Information fusion and sparsity promotion using choquet integrals

  • Authors:
  • Paul Gader;Andres Mendez-Vazquez

  • Affiliations:
  • University of Florida;University of Florida

  • Venue:
  • Information fusion and sparsity promotion using choquet integrals
  • Year:
  • 2007

Quantified Score

Hi-index 0.00

Visualization

Abstract

This dissertation addresses problems encountered in combining information from multiple sources. Novel methods for learning parameters for information aggregation are proposed. In practical applications of pattern classification, multiple algorithms are often developed for the same classification problem. Each algorithm produces confidence values by which each new sample may be classified. We would like to aggregate these confidence values to produce the best possible confidence for the given sample.
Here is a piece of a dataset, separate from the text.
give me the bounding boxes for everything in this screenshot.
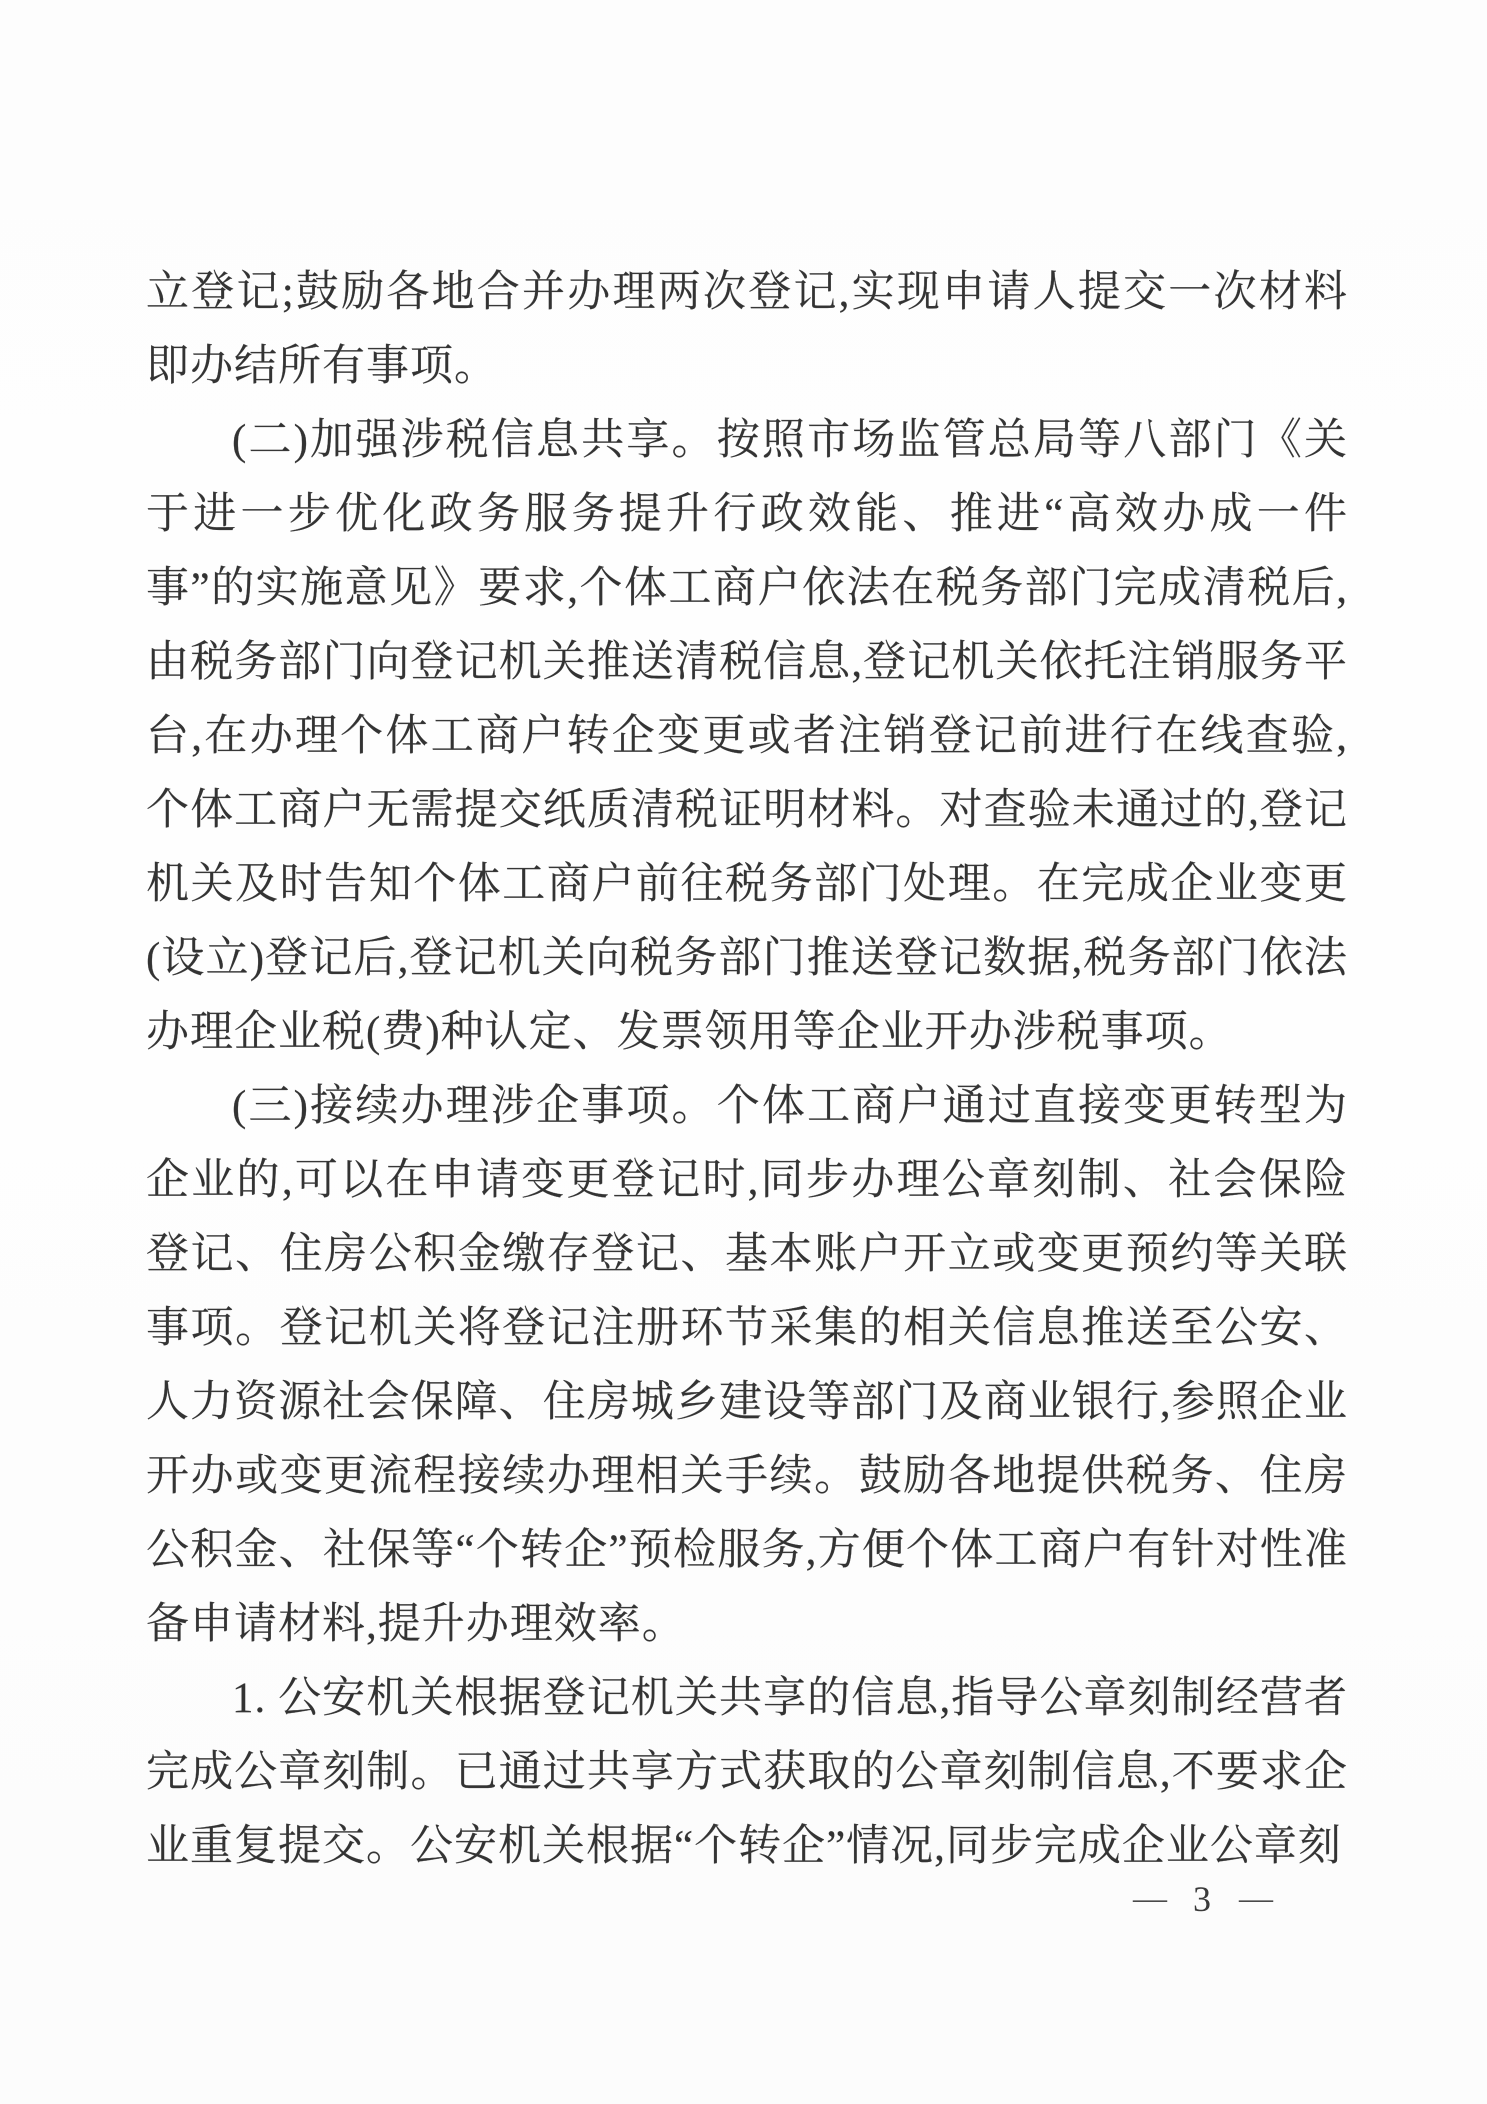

This can be seen as a particular instance of what is called information fusion. In addition to learning parameters of aggregation operators to assign the best confidence for a given sample, we would also like the aggregation operators to use a subset of the algorithm confidences and achieve the same level of performance as the entire set of confidences. Using a subset of the algorithms implies lower cost for applications. Choquet integrals are nonlinear operators based on fuzzy measures that can represent a wide variety of aggregation operators. Previous research has demonstrated the utility of Choquet integrals for this problem compared to other methods such as neural networks and Bayesian approaches. However, one of the novel results of this research is that the measures learned can be very sensitive to the choice of desired outputs. In response to this problem, we propose an alternative training methodology based on Minimum Classification Error (MCE) training that does not require the use of desired outputs. A problem with this method is that it depends on a constrained type of fuzzy measure, the Sugeno measure. There is a need for additional approaches to learning unconstrained fuzzy measures that are more computationally attractive and provide more robust performance. We propose an approach to learning unconstrained fuzzy measures that relies on Markov Chain/Monte Carlo sampling methods. The use of such approaches for learning measures for Choquet integral fusion is completely novel. In addition, we propose the inclusion of the Bayesian approach of imposing sparsity promoting prior distributions on the measure parameters during sampling as a way of selecting subsets of the algorithms for inclusion in the aggregation. This approach is completely new for learning fuzzy measures.